Choque cultural

 

Exposición Olhares Modernos, MACNA

  Se le daban bien las matemáticas y era una comunicadora brillante tanto en las exposiciones orales, que bordaba con descaro de youtuber adolescente, como en los exámenes escritos, cuya caligrafía primorosa evocaba nostalgias epistolares. Su objetivo era aprobar la ESO para matricularse en un ciclo de formación profesional de Mecánica del automóvil. La profesora de Tecnología le había insistido en que se atreviera con el bachillerato y pensara incluso en una ingeniería. Sería la primera gitana ingeniera de la ciudad o, tal vez, de la provincia.

En el último curso de la ESO faltó a clase más de lo habitual y lo justificable, hasta el punto de que el Instituto advirtió a los padres de que procedería a la apertura de un expediente de absentismo. Los padres, temerosos de la intervención de los servicios sociales, alegaron en primera instancia motivos de salud. En posteriores entrevistas con la tutora, reconocieron que necesitaban a la niña para que les echara una mano en el negocio familiar de las atracciones, lo que suponía andar de un pueblo a otro a salto de mata, atendiendo la taquilla de unos hinchables o un túnel del miedo, y viviendo en una caravana. La chica, además, había cumplido 17 años, edad cabal para concertar su matrimonio.

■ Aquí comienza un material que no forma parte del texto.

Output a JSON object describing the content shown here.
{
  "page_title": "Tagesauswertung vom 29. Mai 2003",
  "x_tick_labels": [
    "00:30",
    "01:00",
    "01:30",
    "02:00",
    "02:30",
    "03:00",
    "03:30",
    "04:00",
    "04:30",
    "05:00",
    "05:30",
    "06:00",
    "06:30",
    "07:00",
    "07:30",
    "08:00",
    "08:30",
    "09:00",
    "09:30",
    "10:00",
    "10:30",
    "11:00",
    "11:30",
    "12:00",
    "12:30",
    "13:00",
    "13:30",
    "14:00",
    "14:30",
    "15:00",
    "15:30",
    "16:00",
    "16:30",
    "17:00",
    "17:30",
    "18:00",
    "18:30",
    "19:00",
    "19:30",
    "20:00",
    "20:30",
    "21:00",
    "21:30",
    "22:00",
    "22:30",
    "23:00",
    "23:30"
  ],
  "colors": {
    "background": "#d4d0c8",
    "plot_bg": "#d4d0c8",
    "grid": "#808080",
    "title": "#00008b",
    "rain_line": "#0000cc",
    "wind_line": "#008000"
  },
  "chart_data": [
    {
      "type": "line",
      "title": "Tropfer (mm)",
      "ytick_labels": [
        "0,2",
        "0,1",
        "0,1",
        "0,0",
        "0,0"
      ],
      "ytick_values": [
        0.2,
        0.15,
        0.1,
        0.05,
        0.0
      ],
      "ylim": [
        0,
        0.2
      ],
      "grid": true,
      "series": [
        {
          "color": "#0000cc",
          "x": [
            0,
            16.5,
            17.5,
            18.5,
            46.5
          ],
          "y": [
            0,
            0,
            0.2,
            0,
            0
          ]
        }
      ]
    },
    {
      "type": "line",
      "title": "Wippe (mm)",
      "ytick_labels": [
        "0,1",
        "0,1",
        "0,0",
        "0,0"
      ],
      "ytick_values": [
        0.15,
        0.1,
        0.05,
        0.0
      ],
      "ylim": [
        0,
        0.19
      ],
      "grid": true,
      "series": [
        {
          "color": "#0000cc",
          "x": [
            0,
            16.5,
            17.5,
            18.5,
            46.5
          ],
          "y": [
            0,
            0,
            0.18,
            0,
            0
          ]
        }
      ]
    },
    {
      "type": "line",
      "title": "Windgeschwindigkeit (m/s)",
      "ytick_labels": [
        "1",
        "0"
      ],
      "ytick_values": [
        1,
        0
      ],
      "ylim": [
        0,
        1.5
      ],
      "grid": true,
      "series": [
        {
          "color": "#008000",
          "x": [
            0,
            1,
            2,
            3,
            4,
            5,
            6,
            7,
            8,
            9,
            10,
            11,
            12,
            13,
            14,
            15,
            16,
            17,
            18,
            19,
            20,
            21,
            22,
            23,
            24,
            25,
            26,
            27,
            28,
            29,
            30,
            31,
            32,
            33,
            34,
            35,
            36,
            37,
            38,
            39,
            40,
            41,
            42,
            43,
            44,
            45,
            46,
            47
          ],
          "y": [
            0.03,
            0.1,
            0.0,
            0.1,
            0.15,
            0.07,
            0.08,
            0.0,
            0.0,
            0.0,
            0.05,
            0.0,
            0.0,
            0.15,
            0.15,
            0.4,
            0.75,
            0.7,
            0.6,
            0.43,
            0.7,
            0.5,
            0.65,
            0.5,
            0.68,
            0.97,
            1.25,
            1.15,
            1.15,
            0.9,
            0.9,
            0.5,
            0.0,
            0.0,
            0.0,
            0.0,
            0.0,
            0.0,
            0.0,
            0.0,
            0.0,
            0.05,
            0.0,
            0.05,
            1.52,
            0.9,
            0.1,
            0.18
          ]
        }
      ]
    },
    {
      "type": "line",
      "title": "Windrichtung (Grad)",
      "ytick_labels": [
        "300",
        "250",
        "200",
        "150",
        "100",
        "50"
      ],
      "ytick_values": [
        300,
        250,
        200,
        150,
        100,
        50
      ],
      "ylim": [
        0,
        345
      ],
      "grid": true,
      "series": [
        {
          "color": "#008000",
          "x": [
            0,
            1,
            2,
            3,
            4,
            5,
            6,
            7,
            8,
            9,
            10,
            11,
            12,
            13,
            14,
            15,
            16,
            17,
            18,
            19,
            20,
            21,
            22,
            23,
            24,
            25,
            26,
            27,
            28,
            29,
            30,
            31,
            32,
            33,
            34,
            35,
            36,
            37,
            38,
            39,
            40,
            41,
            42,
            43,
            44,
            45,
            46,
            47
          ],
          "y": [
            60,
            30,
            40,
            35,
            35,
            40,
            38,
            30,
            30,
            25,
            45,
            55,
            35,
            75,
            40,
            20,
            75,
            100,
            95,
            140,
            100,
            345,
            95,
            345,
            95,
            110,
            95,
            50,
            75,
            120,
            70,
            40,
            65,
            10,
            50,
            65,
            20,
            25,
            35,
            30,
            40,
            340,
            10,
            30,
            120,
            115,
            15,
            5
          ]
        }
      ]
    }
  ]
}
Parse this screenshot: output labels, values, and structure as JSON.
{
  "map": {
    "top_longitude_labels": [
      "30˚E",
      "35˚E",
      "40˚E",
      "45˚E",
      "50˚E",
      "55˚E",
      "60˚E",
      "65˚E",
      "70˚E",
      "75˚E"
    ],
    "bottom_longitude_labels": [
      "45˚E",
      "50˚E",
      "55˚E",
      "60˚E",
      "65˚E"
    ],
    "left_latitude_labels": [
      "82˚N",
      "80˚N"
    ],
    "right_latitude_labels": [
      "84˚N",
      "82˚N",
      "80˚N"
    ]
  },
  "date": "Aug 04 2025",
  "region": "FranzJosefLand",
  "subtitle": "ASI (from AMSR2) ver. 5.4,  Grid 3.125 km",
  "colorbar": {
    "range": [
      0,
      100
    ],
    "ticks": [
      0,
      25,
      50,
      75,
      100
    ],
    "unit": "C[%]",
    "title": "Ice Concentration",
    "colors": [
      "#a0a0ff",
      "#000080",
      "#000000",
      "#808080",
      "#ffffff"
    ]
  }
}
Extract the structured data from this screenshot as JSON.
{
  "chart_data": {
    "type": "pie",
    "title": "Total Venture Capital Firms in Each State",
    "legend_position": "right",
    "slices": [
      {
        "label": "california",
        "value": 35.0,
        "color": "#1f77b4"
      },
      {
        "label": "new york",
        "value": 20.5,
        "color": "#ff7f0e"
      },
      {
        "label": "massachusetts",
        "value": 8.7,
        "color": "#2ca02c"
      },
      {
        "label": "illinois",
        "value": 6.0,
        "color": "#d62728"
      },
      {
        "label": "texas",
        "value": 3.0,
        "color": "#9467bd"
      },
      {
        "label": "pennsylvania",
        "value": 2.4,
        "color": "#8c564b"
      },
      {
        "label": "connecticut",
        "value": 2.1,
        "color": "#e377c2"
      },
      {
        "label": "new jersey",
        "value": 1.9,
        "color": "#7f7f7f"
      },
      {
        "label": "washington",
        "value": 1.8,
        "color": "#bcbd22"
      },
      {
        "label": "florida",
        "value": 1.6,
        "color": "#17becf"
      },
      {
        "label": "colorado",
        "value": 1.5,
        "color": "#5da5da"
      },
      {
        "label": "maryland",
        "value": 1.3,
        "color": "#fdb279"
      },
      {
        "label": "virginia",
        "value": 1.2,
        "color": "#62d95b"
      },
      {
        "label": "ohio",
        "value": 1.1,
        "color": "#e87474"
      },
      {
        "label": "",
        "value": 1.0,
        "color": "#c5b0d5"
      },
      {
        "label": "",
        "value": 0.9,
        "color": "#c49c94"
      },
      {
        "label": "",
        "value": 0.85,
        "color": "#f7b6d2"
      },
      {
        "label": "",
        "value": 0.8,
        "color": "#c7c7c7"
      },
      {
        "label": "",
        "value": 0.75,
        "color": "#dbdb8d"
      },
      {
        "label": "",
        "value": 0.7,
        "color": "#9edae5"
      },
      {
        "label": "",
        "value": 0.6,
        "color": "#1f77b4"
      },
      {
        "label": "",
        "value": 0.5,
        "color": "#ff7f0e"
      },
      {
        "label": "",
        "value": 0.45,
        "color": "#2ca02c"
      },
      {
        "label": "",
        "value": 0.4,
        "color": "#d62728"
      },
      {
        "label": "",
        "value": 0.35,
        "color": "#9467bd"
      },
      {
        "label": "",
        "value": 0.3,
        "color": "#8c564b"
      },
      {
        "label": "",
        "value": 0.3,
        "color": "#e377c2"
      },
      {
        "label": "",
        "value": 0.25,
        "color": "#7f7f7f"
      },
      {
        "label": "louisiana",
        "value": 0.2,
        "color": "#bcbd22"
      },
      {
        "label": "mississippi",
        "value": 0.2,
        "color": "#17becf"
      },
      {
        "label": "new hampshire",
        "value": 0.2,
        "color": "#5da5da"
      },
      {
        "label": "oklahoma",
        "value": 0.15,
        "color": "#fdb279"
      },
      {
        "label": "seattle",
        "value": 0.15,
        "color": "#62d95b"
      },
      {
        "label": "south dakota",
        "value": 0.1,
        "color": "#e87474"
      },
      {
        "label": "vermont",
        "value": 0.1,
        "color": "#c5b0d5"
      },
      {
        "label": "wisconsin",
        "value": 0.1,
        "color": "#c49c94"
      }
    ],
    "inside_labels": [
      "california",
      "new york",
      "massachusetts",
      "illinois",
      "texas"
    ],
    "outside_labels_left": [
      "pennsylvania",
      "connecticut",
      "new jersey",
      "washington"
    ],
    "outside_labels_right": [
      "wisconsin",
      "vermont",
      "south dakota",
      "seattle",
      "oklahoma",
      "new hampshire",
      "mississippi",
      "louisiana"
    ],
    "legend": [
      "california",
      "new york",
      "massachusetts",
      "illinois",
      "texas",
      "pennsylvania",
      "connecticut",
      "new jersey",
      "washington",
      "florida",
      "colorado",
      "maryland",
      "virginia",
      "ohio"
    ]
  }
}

Las notas finales de Débora fueron de notable para arriba, excepto un bien raspado en Educación Física, por no llevar nunca la ropa de deporte y acudir al pabellón vestida como una actriz de telenovela latinoamericana. La tutora, sin embargo, se encargó de rebajar las expectativas de los profesores entusiastas de la integración, que ya la veían cursando el bachillerato científico-tecnológico y leyendo fragmentos del Quijote, con acento gitano, en la conmemoración del Día del Libro.
—Su familia le está buscando un marido —informó al equipo de evaluación—. El futuro que le espera es  trabajar en las ferias y parir hijos.
—¿No podemos hacer nada? —intervino otro profesor—. Qué sé yo: hablar con los padres, implicar a la asistenta social…
—Es una pena... pero es su cultura —sentenció la tutora.
Hubo indignación general y palabras airadas contra el machismo de los gitanos. Al rato, se abandonó por imposible el tema de Débora y se pasó a la siguiente alumna: Leo.

Leo suspendía siete: todas menos Ética y Plástica. La tutora informó de que sus padres estaban en proceso de separación y la niña lo llevaba mal, el conflicto había afectado negativamente a su rendimiento académico, pues había pasado de ser una estudiante de sietes y ochos en el curso anterior al desastre del actual. El padre vivía en Bilbao, donde lo había traslado la empresa de telefonía en la que trabajaba. Allí, según algunas versiones extraoficiales, se había liado con una compañera. 

Una profesora mostró la hoja en blanco de un examen como prueba irrefutable de la actitud negativa de Leo:
—Conmigo no hace nada, absolutamente nada. Si tuviera un tres o un cuatro, la aprobaría, pero así no me deja opción...
—Yo entiendo que esté enfadada con la humanidad —dijo otra profesora— pero a mí me corresponde evaluarla con los mismos criterios que a las demás.

Había un profesor que hablaba poco y suspendía menos aún. En su asignatura aprobaba a casi todo el mundo, por lo que sus colegas no le tomaban demasiado en serio. Sobre el caso de Leo, sus faltas de asistencia, depresión y fracaso escolar, planteó la misma pregunta que se había lanzado en la evaluación de Débora: “¿No podemos hacer nada?”
—Desde luego, no podemos regalarle los aprobados.
Acordaron por mayoría que Leo repitiera curso. El profesor blando votó en contra y lamentó la decisión.
—Es una pena —dijo— pero entiendo que es nuestra cultura.
Unos le rieron la gracia y otros pasaron discretamente por alto su insolencia. A fin de cuentas, aún les quedaba un montón de alumnos por calificar y no podían perder el tiempo con tonterías.